It’s not often these days that I spend time with fellow international biologists, especially here on Amelia Island. It seems we are a rare and endangered breed. But recently I joined James “Mac” McIntyre on a morning walk on the Egans Creek Greenway to catch up on the latest news about his team’s work with New Guinea highland wild dogs.
I’ve known Mac for years, and wrote about him four years ago when his work was just getting off the ground, and far off the ground, for sure.
In the past few weeks, a number of media sources have been talking about a recent scientific paper by Mac and his team titled “New Guinea highland wild dogs are the original New Guinea singing dogs,” published in the Proceedings of the National Academy of Science of the United States.
Mac and the team he organized have so far made two expeditions to the highlands on the Indonesia side of the island of New Guinea with the help and support from the mining company PT Freeport Indonesia. Their field site is in the vicinity of the Grasberg mine, the largest gold mine and second largest copper mine in the world, located at 14,000 feet, above the tree line in Irian Jaya (West Papua). This remote and hostile location is only accessible through the mining company, which maintains a town below the mountain for a few thousand workers who are shuttled by four-wheel drive bus for an hour-long trip up to the mine to work. It is this remoteness from local villages that has led to the amazing discovery of a population of wild dogs that were once thought to be extinct.
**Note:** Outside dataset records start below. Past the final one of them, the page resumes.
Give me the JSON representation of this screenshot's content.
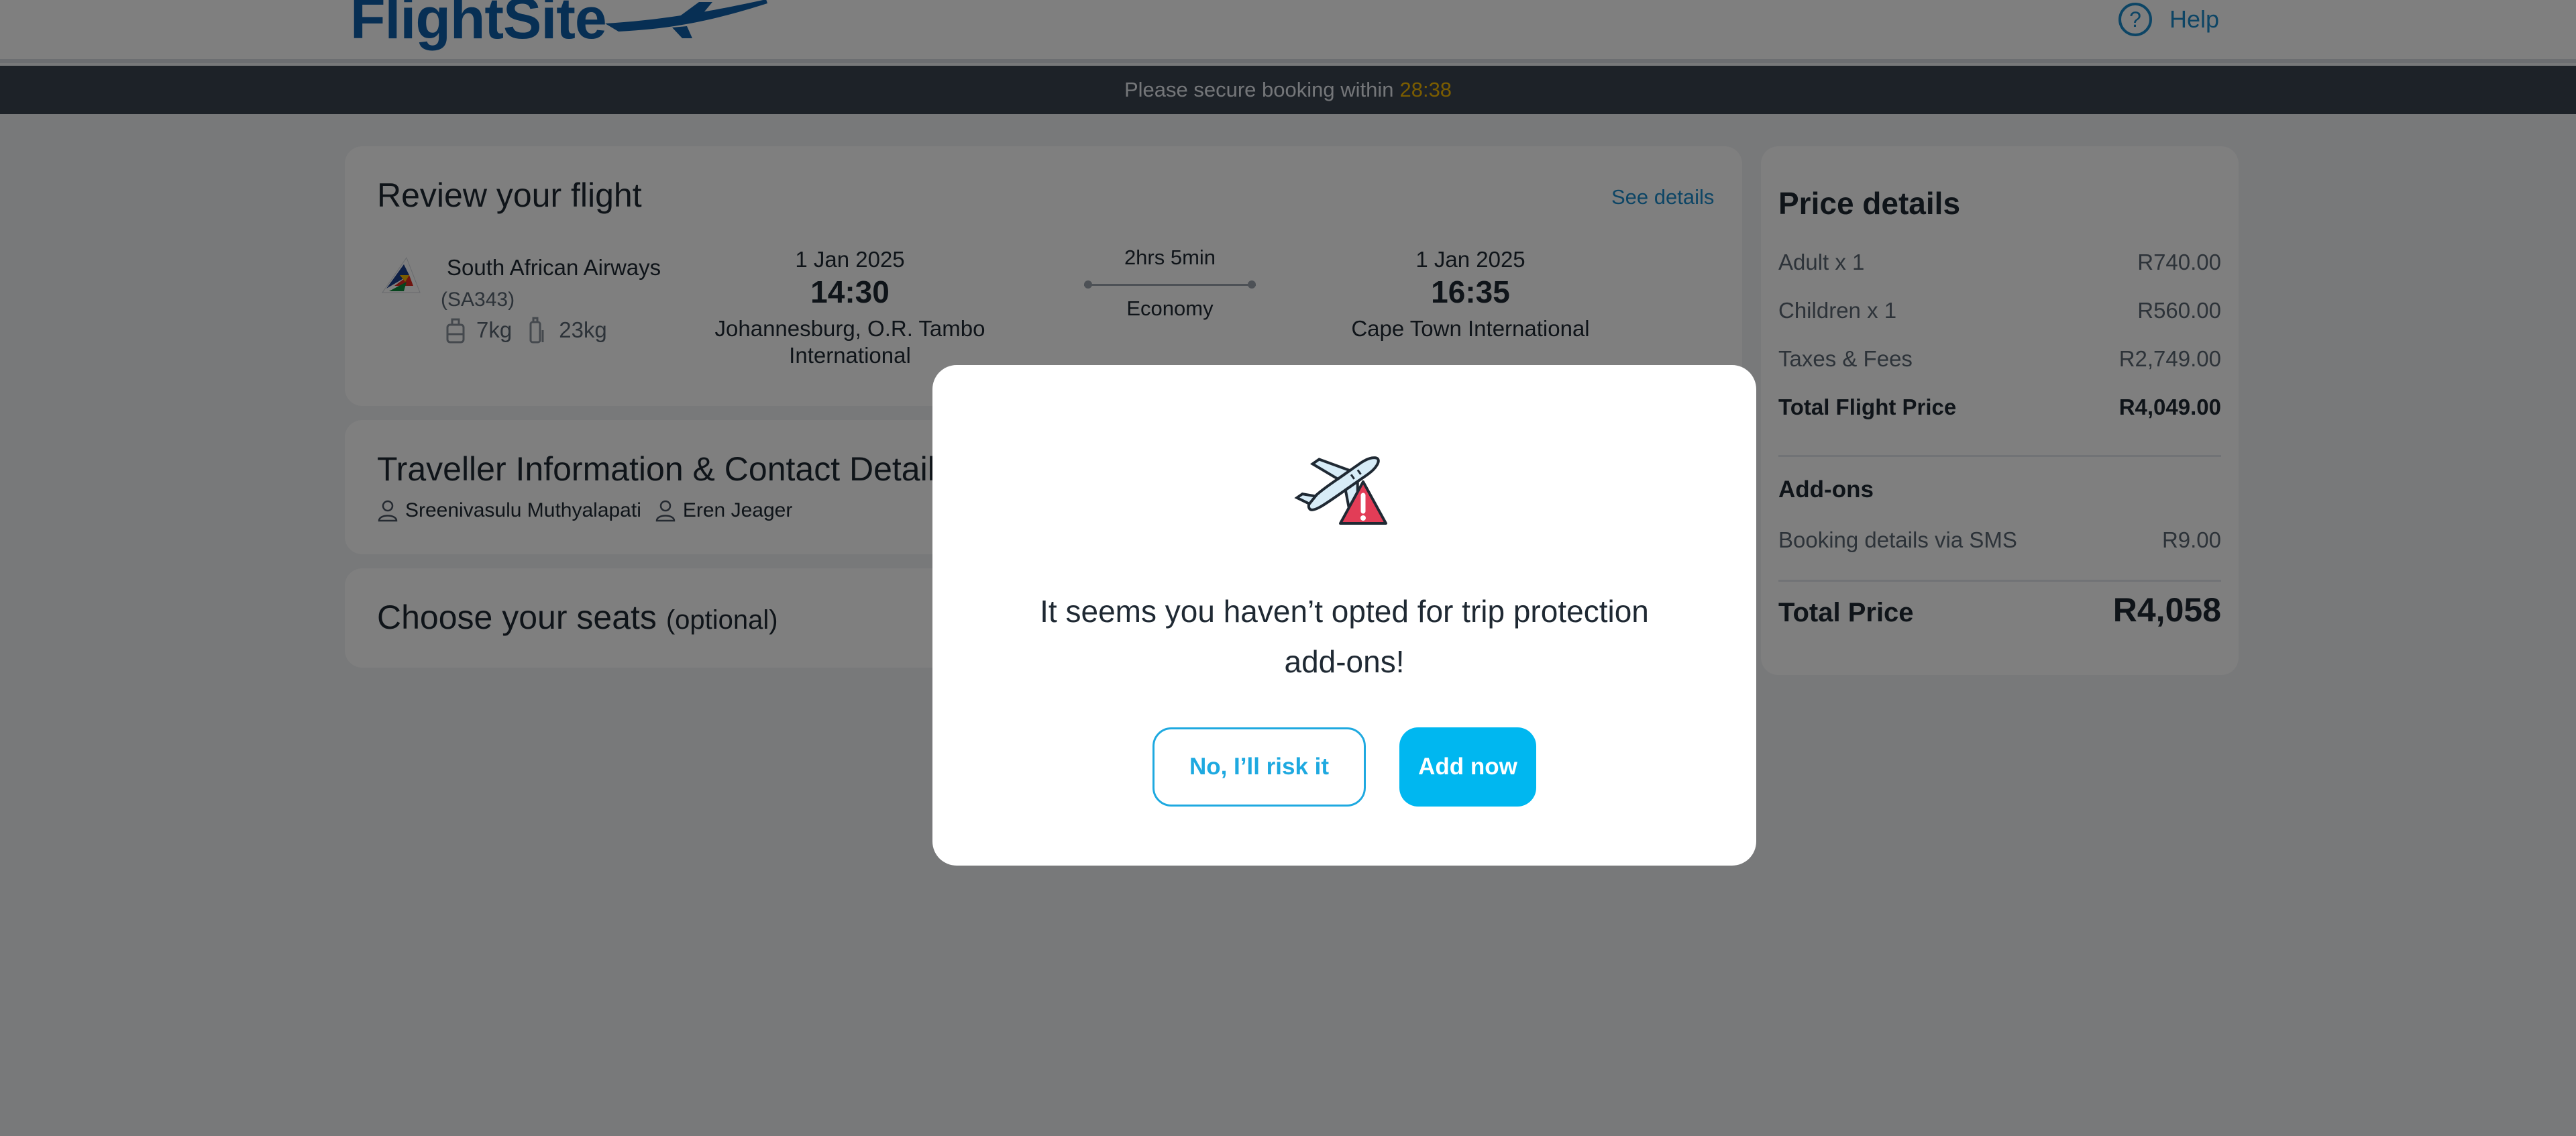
{
  "header": {
    "logo_text": "FlightSite",
    "help_label": "Help",
    "help_icon": "question-circle-icon"
  },
  "timer": {
    "message": "Please secure booking within",
    "time_left": "28:38",
    "accent_color": "#f5b800"
  },
  "review": {
    "title": "Review your flight",
    "see_details": "See details",
    "airline": "South African Airways",
    "flight_code": "(SA343)",
    "cabin_bag": "7kg",
    "checked_bag": "23kg",
    "departure": {
      "date": "1 Jan 2025",
      "time": "14:30",
      "airport": "Johannesburg, O.R. Tambo International"
    },
    "duration": "2hrs 5min",
    "cabin_class": "Economy",
    "arrival": {
      "date": "1 Jan 2025",
      "time": "16:35",
      "airport": "Cape Town International"
    }
  },
  "traveller": {
    "title": "Traveller Information & Contact Details",
    "passengers": [
      "Sreenivasulu Muthyalapati",
      "Eren Jeager"
    ]
  },
  "seats": {
    "title": "Choose your seats",
    "optional": "(optional)"
  },
  "price": {
    "title": "Price details",
    "rows": [
      {
        "label": "Adult x 1",
        "value": "R740.00"
      },
      {
        "label": "Children x 1",
        "value": "R560.00"
      },
      {
        "label": "Taxes & Fees",
        "value": "R2,749.00"
      }
    ],
    "total_flight_label": "Total Flight Price",
    "total_flight_value": "R4,049.00",
    "addons_title": "Add-ons",
    "addon_label": "Booking details via SMS",
    "addon_value": "R9.00",
    "total_label": "Total Price",
    "total_value": "R4,058"
  },
  "modal": {
    "icon": "plane-warning-icon",
    "message": "It seems you haven’t opted for trip protection add-ons!",
    "decline_label": "No, I’ll risk it",
    "add_label": "Add now",
    "accent_color": "#00b7f0"
  }
}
The dogs discovered high on this mountain have had no contact with village dogs and, as this recent scientific paper proves, they are a genetically pure strain of dogs, very similar to New Guinea singing dogs.
New Guinea singing dogs were collected from the wild of Papua New Guinea on the other side of the island in the 1950s and 1970s and have been bred in captivity from only eight individual founders. A few are exhibited in zoos and some are kept by private owners who house them behind high, deeply buried fences that can contain them. They have exceptional climbing, jumping and digging abilities, plus strong predatory instincts if they escape.
These dogs have a unique vocalization, described as an eerie, melodic, tonal howl, and represent perhaps the most primitive members of the wild dog family, along with the dingoes that they resemble genetically. But the dogs in captivity are suffering from problems of inbreeding, and no new singing dogs have been scientifically documented in the wild in over 50 years.
Mac, who has worked with the Bronx Zoo and retired from teaching biology at Fernandina Beach High School, has been doggedly (pun intended) pursuing these mysterious dogs for decades. He has been able to see this project through from his first idea to its current biologically important findings.
In the last expedition to the highlands, two dogs were radio-collared, DNA samples were collected, and new findings are ongoing. Hopefully, in the future, semen will be collected from some of these dogs to infuse more genetic diversity into the captive singing dog population.
I have much admiration for Mac in pursuing these investigations and succeeding in working with the government of Indonesia, the mining company, internationally established conservationists, and some of the foremost canid geneticists in the world from Texas A&M and the National Institutes of Health. He and I are of similar ages and I am impressed with Mac’s ability to tolerate the long flights and high altitude conditions once he gets to the study site. It’s not a pleasant place to work for sure. Thin air makes it hard to breathe, damp drizzly weather makes it miserable, and the terrain is a harsh mix of treeless flats and rocky mountains. But all of this is worth it to Mac, and now his work is paying off for the conservation community. These are quite possibly the rarest dogs on earth, and everything the team is learning about them is new to science.
You can learn more about this work by going to the New Guinea Highland Dog Founda-tion website at nghwdf.org, which Mac founded. Mac’s research can also be followed on Facebook at the New Guinea Highland Wild Dog Foundation.
As Mac and I walked along the Greenway, we shared our trials and tribulations of fieldwork in remote places, trading stories about our adventures. Most of all, we shared our love of wildlife and wild places and our hopes that some of these will remain for future generations to see. In this day and age, it takes a lot to be hopeful.